Pseudopseudohypoparathyroidism progressing to pseudohypoparathyroidism has not been previously studied. A male sibling of a child with pseudohypoparathyroidism was studied for 2 yrs. At 1 yr he had generalized subcutaneous calcifications which were “migratory”, was round faced, slightly obese, with stubby fingers and dimples on the dorsa of his hands.
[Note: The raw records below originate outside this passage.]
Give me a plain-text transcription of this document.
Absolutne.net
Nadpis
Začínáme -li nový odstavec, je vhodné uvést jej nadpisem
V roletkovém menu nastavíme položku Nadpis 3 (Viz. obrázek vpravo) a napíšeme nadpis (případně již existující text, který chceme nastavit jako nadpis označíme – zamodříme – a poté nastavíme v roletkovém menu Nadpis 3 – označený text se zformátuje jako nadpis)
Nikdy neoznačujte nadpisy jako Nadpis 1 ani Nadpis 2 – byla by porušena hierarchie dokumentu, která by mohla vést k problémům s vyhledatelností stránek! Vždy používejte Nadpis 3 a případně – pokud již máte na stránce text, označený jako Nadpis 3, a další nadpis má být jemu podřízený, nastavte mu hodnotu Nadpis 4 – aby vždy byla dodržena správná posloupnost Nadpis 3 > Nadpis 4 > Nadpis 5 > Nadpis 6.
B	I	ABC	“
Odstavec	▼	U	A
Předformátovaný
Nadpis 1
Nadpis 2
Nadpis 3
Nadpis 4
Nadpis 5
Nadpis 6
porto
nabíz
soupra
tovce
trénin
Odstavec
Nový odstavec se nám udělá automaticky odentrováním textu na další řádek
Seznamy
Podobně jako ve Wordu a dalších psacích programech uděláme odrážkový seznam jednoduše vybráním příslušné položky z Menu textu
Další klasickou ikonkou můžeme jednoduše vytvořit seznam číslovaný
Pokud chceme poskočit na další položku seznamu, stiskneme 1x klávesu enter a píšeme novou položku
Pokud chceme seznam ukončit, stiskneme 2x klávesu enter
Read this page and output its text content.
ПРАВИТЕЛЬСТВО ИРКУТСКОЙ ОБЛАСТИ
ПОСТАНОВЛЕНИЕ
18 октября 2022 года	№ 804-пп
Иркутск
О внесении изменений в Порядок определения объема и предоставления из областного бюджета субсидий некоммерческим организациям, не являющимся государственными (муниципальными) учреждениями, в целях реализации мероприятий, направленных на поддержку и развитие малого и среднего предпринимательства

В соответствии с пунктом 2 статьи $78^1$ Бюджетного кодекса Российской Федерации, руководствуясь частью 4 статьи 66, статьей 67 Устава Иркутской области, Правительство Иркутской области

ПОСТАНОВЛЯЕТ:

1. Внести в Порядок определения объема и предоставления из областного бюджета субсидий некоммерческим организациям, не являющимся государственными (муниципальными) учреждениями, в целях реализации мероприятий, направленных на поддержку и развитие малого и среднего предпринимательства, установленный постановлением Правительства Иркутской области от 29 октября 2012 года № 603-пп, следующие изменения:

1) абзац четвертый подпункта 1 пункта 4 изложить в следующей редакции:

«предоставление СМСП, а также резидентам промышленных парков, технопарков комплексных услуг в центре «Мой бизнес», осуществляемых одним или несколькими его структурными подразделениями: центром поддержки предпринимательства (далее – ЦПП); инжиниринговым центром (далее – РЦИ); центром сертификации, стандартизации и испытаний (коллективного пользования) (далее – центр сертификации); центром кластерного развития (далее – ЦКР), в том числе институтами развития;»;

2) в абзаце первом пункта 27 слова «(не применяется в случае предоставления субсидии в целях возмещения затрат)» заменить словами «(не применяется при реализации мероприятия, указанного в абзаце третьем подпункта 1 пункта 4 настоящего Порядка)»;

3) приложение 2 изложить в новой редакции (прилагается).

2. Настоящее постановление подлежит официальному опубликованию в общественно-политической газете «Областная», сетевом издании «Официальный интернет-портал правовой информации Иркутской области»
Serum Ca was 9-9.5 mg/dl for the 1st 18 mos and then fell to 8.9, 8.6, 8.3 mgm/dl over 6 mos. Serum P was 5.7-6.2 mgm/dl for 18 mos and rose to 6.4, 6.8 and 7.6 mgm/dl over 6 mos. Serum PTH rose from 54μlEq/ml (N <57) to 89, 117, 312, 735 and 750μlEq/ml over 6 mos. 1,25 Dihydroxy Vit. D increased from 40 to 69 pg/ml (N=17-44 pg/ml). At 3 yrs there was no calcemic, phosphaturic or urinary cAMP response to PTH. Serum PTH was suppressed by Ca infusion and doubled with EDTA infusion indicating that the parathyroids were sensitive to Ca changes. On x-ray, enlarged cranium, thickened diploe, broad and short 1st and 4th metacarpals were seen. Auto immune antibodies were absent. Serum T4 was 7.2mg/dl (low N) and TSH was elevated 17.6μU/ml. Prolactin and cortisol were N. Thus, increasing PTH levels presage overt pseudohypoparathyroidism and may indicate preclinical disease. We speculate that increasing serum PTH reflects increasing compensatory parathyroid production to overcome the PTH receptor defect and serves in the early stage of the disease to maintain normocalcemia.